Kur'an-ı Kerim'de yeralan Hz. Musa (as) kıssalarında geçen, Allah (cc)'ın nurunu tecelli ettirdiğinde eriyen dağ olduğu rivayet edilen, zirveden kuzey doğu istikametinde iki tarafında hatrı sayılır yükseltiler bulunan ve diğer taraflara nazaran sanki yanmışcasına bir siyahlığa sahip geniş bir alan bulunuyordu. Kilisenin sol tarafında mağarayı andıran ve Hz. Musa (as)'ın, dağ sarsıldığında üzerine düştüğünde ortası oyularak vücudunu ezmediği rivayet edilen kaya mevcuttu.
Suudia Arabistan'a ait, Kızıldeniz kıyısında bir bölgede tesbit edilen tarihi kalıntılardan yola çıkılarak; tarihi mekanın Sina yarımadasında değilde Arabistan yarımadasında olduğuna dair iddialara karşın "gerçekden Tur-i Sina burasımı?" sorusuna benim verebileceğim cevap kesinlikle "Evet Burası" olurdu. Bölgenin tarihi arka planı, eriyen dağın kalıntıları ve yakındaki Saint Catrine kasabası civarında Hz. Harun (as)'ın makamı olduğu iddia edilen kabrin bulunmasının yanı sıra, burada yaşayacağınız manevi atmosfer başlı başına yeterlidir aslında.

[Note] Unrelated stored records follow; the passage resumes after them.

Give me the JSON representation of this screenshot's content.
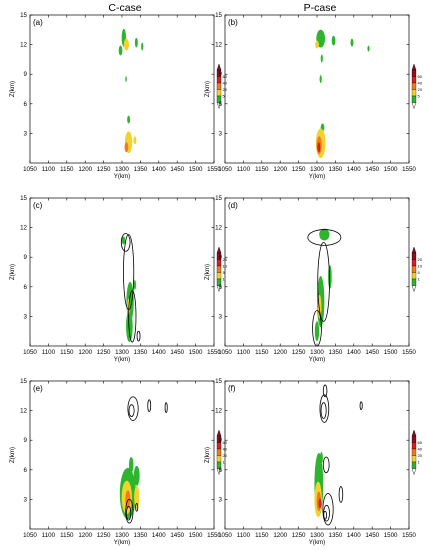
{
  "column_titles": [
    "C-case",
    "P-case"
  ],
  "colors": {
    "levels": [
      "#2db52d",
      "#f2d22e",
      "#f07a1e",
      "#d82020",
      "#8a1024"
    ],
    "contour": "#000000",
    "frame": "#000000"
  },
  "chart_data": [
    {
      "type": "heatmap",
      "label": "(a)",
      "xlabel": "Y(km)",
      "ylabel": "Z(km)",
      "xlim": [
        1050,
        1550
      ],
      "ylim": [
        0,
        15
      ],
      "xticks": [
        "1050",
        "1100",
        "1150",
        "1200",
        "1250",
        "1300",
        "1350",
        "1400",
        "1450",
        "1500",
        "1550"
      ],
      "yticks": [
        "3",
        "6",
        "9",
        "12",
        "15"
      ],
      "colorbar": {
        "ticks": [
          "5",
          "20",
          "40",
          "60"
        ]
      },
      "blobs": [
        {
          "y": 1305,
          "z": 12.7,
          "wy": 6,
          "wz": 0.9,
          "level": 1
        },
        {
          "y": 1312,
          "z": 12.0,
          "wy": 7,
          "wz": 0.6,
          "level": 2
        },
        {
          "y": 1296,
          "z": 11.4,
          "wy": 5,
          "wz": 0.5,
          "level": 1
        },
        {
          "y": 1339,
          "z": 12.2,
          "wy": 4,
          "wz": 0.5,
          "level": 1
        },
        {
          "y": 1355,
          "z": 11.8,
          "wy": 3,
          "wz": 0.4,
          "level": 1
        },
        {
          "y": 1318,
          "z": 2.1,
          "wy": 10,
          "wz": 1.1,
          "level": 2
        },
        {
          "y": 1312,
          "z": 1.6,
          "wy": 5,
          "wz": 0.5,
          "level": 3
        },
        {
          "y": 1335,
          "z": 2.3,
          "wy": 4,
          "wz": 0.4,
          "level": 2
        },
        {
          "y": 1318,
          "z": 4.4,
          "wy": 4,
          "wz": 0.4,
          "level": 1
        },
        {
          "y": 1311,
          "z": 8.5,
          "wy": 2,
          "wz": 0.3,
          "level": 1
        }
      ],
      "contours": []
    },
    {
      "type": "heatmap",
      "label": "(b)",
      "xlabel": "Y(km)",
      "ylabel": "Z(km)",
      "xlim": [
        1050,
        1550
      ],
      "ylim": [
        0,
        15
      ],
      "xticks": [
        "1050",
        "1100",
        "1150",
        "1200",
        "1250",
        "1300",
        "1350",
        "1400",
        "1450",
        "1500",
        "1550"
      ],
      "yticks": [
        "3",
        "6",
        "9",
        "12",
        "15"
      ],
      "colorbar": {
        "ticks": [
          "5",
          "20",
          "40",
          "60"
        ]
      },
      "blobs": [
        {
          "y": 1310,
          "z": 12.6,
          "wy": 12,
          "wz": 0.9,
          "level": 1
        },
        {
          "y": 1300,
          "z": 12.0,
          "wy": 5,
          "wz": 0.4,
          "level": 2
        },
        {
          "y": 1345,
          "z": 12.4,
          "wy": 5,
          "wz": 0.5,
          "level": 1
        },
        {
          "y": 1395,
          "z": 12.2,
          "wy": 4,
          "wz": 0.4,
          "level": 1
        },
        {
          "y": 1440,
          "z": 11.6,
          "wy": 3,
          "wz": 0.3,
          "level": 1
        },
        {
          "y": 1313,
          "z": 10.6,
          "wy": 3,
          "wz": 0.4,
          "level": 1
        },
        {
          "y": 1310,
          "z": 8.5,
          "wy": 3,
          "wz": 0.4,
          "level": 1
        },
        {
          "y": 1315,
          "z": 3.6,
          "wy": 5,
          "wz": 0.4,
          "level": 1
        },
        {
          "y": 1310,
          "z": 2.0,
          "wy": 13,
          "wz": 1.5,
          "level": 2
        },
        {
          "y": 1306,
          "z": 1.8,
          "wy": 7,
          "wz": 0.9,
          "level": 3
        },
        {
          "y": 1305,
          "z": 1.6,
          "wy": 4,
          "wz": 0.5,
          "level": 4
        }
      ],
      "contours": []
    },
    {
      "type": "heatmap",
      "label": "(c)",
      "xlabel": "Y(km)",
      "ylabel": "Z(km)",
      "xlim": [
        1050,
        1550
      ],
      "ylim": [
        0,
        15
      ],
      "xticks": [
        "1050",
        "1100",
        "1150",
        "1200",
        "1250",
        "1300",
        "1350",
        "1400",
        "1450",
        "1500",
        "1550"
      ],
      "yticks": [
        "3",
        "6",
        "9",
        "12",
        "15"
      ],
      "colorbar": {
        "ticks": [
          "1",
          "5",
          "10",
          "20"
        ]
      },
      "blobs": [
        {
          "y": 1322,
          "z": 4.5,
          "wy": 10,
          "wz": 2.0,
          "level": 1
        },
        {
          "y": 1320,
          "z": 2.0,
          "wy": 9,
          "wz": 1.6,
          "level": 1
        },
        {
          "y": 1318,
          "z": 4.0,
          "wy": 4,
          "wz": 0.8,
          "level": 2
        },
        {
          "y": 1304,
          "z": 10.7,
          "wy": 5,
          "wz": 0.4,
          "level": 1
        },
        {
          "y": 1335,
          "z": 6.2,
          "wy": 3,
          "wz": 0.5,
          "level": 1
        }
      ],
      "contours": [
        {
          "y": 1318,
          "z": 7.5,
          "wy": 14,
          "wz": 3.8
        },
        {
          "y": 1310,
          "z": 10.5,
          "wy": 12,
          "wz": 0.9
        },
        {
          "y": 1328,
          "z": 3.0,
          "wy": 10,
          "wz": 2.6
        },
        {
          "y": 1345,
          "z": 1.0,
          "wy": 4,
          "wz": 0.5
        }
      ]
    },
    {
      "type": "heatmap",
      "label": "(d)",
      "xlabel": "Y(km)",
      "ylabel": "Z(km)",
      "xlim": [
        1050,
        1550
      ],
      "ylim": [
        0,
        15
      ],
      "xticks": [
        "1050",
        "1100",
        "1150",
        "1200",
        "1250",
        "1300",
        "1350",
        "1400",
        "1450",
        "1500",
        "1550"
      ],
      "yticks": [
        "3",
        "6",
        "9",
        "12",
        "15"
      ],
      "colorbar": {
        "ticks": [
          "1",
          "5",
          "10",
          "20"
        ]
      },
      "blobs": [
        {
          "y": 1320,
          "z": 11.3,
          "wy": 14,
          "wz": 0.6,
          "level": 1
        },
        {
          "y": 1310,
          "z": 4.5,
          "wy": 10,
          "wz": 2.6,
          "level": 1
        },
        {
          "y": 1307,
          "z": 4.0,
          "wy": 5,
          "wz": 1.2,
          "level": 2
        },
        {
          "y": 1300,
          "z": 1.5,
          "wy": 6,
          "wz": 1.0,
          "level": 1
        },
        {
          "y": 1335,
          "z": 7.0,
          "wy": 5,
          "wz": 1.2,
          "level": 1
        }
      ],
      "contours": [
        {
          "y": 1320,
          "z": 11.0,
          "wy": 45,
          "wz": 0.8
        },
        {
          "y": 1318,
          "z": 6.5,
          "wy": 16,
          "wz": 4.0
        },
        {
          "y": 1300,
          "z": 1.8,
          "wy": 12,
          "wz": 1.8
        }
      ]
    },
    {
      "type": "heatmap",
      "label": "(e)",
      "xlabel": "Y(km)",
      "ylabel": "Z(km)",
      "xlim": [
        1050,
        1550
      ],
      "ylim": [
        0,
        15
      ],
      "xticks": [
        "1050",
        "1100",
        "1150",
        "1200",
        "1250",
        "1300",
        "1350",
        "1400",
        "1450",
        "1500",
        "1550"
      ],
      "yticks": [
        "3",
        "6",
        "9",
        "12",
        "15"
      ],
      "colorbar": {
        "ticks": [
          "1",
          "20",
          "40",
          "60"
        ]
      },
      "blobs": [
        {
          "y": 1316,
          "z": 3.6,
          "wy": 22,
          "wz": 2.6,
          "level": 1
        },
        {
          "y": 1313,
          "z": 3.2,
          "wy": 14,
          "wz": 1.7,
          "level": 2
        },
        {
          "y": 1316,
          "z": 3.0,
          "wy": 7,
          "wz": 0.9,
          "level": 3
        },
        {
          "y": 1340,
          "z": 3.2,
          "wy": 7,
          "wz": 1.2,
          "level": 2
        },
        {
          "y": 1340,
          "z": 5.4,
          "wy": 8,
          "wz": 1.0,
          "level": 1
        },
        {
          "y": 1325,
          "z": 6.5,
          "wy": 6,
          "wz": 0.8,
          "level": 1
        }
      ],
      "contours": [
        {
          "y": 1330,
          "z": 12.2,
          "wy": 14,
          "wz": 1.2
        },
        {
          "y": 1326,
          "z": 12.0,
          "wy": 7,
          "wz": 0.6
        },
        {
          "y": 1374,
          "z": 12.5,
          "wy": 4,
          "wz": 0.6
        },
        {
          "y": 1420,
          "z": 12.3,
          "wy": 3,
          "wz": 0.5
        },
        {
          "y": 1320,
          "z": 1.8,
          "wy": 10,
          "wz": 1.2
        },
        {
          "y": 1318,
          "z": 1.6,
          "wy": 6,
          "wz": 0.7
        },
        {
          "y": 1340,
          "z": 2.2,
          "wy": 3,
          "wz": 0.4
        }
      ]
    },
    {
      "type": "heatmap",
      "label": "(f)",
      "xlabel": "Y(km)",
      "ylabel": "Z(km)",
      "xlim": [
        1050,
        1550
      ],
      "ylim": [
        0,
        15
      ],
      "xticks": [
        "1050",
        "1100",
        "1150",
        "1200",
        "1250",
        "1300",
        "1350",
        "1400",
        "1450",
        "1500",
        "1550"
      ],
      "yticks": [
        "3",
        "6",
        "9",
        "12",
        "15"
      ],
      "colorbar": {
        "ticks": [
          "1",
          "20",
          "40",
          "60"
        ]
      },
      "blobs": [
        {
          "y": 1305,
          "z": 4.5,
          "wy": 12,
          "wz": 3.2,
          "level": 1
        },
        {
          "y": 1303,
          "z": 3.0,
          "wy": 10,
          "wz": 1.8,
          "level": 2
        },
        {
          "y": 1305,
          "z": 2.8,
          "wy": 6,
          "wz": 1.0,
          "level": 3
        },
        {
          "y": 1308,
          "z": 2.6,
          "wy": 4,
          "wz": 0.5,
          "level": 4
        },
        {
          "y": 1312,
          "z": 7.2,
          "wy": 4,
          "wz": 0.6,
          "level": 1
        }
      ],
      "contours": [
        {
          "y": 1320,
          "z": 12.2,
          "wy": 12,
          "wz": 1.4
        },
        {
          "y": 1318,
          "z": 12.0,
          "wy": 7,
          "wz": 0.8
        },
        {
          "y": 1322,
          "z": 14.0,
          "wy": 5,
          "wz": 0.6
        },
        {
          "y": 1325,
          "z": 6.5,
          "wy": 8,
          "wz": 0.8
        },
        {
          "y": 1330,
          "z": 2.0,
          "wy": 14,
          "wz": 1.6
        },
        {
          "y": 1326,
          "z": 1.6,
          "wy": 8,
          "wz": 0.8
        },
        {
          "y": 1322,
          "z": 1.4,
          "wy": 4,
          "wz": 0.4
        },
        {
          "y": 1365,
          "z": 3.5,
          "wy": 5,
          "wz": 0.8
        },
        {
          "y": 1420,
          "z": 12.5,
          "wy": 3,
          "wz": 0.4
        }
      ]
    }
  ]
}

Bu ilk seyhatimizin ardından Cebeli Musa'ya 1997 yılında bir, 2001 yılında iki kez gruplarla, 2003 ve 2004 yıllarında özel olarak birer defa olmak üzere altı kez tırmanma fırsatım oldu. Her seyhatte farklı bir tecrübe yaşadığım ziyaretlerimizden birinde, Kur'an'daki "Muhakkak ki sen Mukaddes Tuva Vadisindesin. Ayakkabılarını çıkar" ayeti gereği Hz Musa (as)'ın bir sünneti olarak basamaklı kısmı yalın ayak tırmanmış, üç kez de dönüşte farklı bir rota takip ederek direk St. Catrine Manastırının yukarısından dönüşü gerçekleştirmiştik. Ayrıca, dönüşte Manastırın içini ve burada görev yapan rahiplerin kemiklerinin muhafaza edildiği mekanı görmüş ve Kahire'ye dönüş yolunda termal suların Kızıldeniz'e döküldüğü Hamamamt-el Firawn'da denize girmiştik.
Özetle; her nekadar yorucu ve uzun bir yolculuk olsada kesinlikle tavsiye edilir.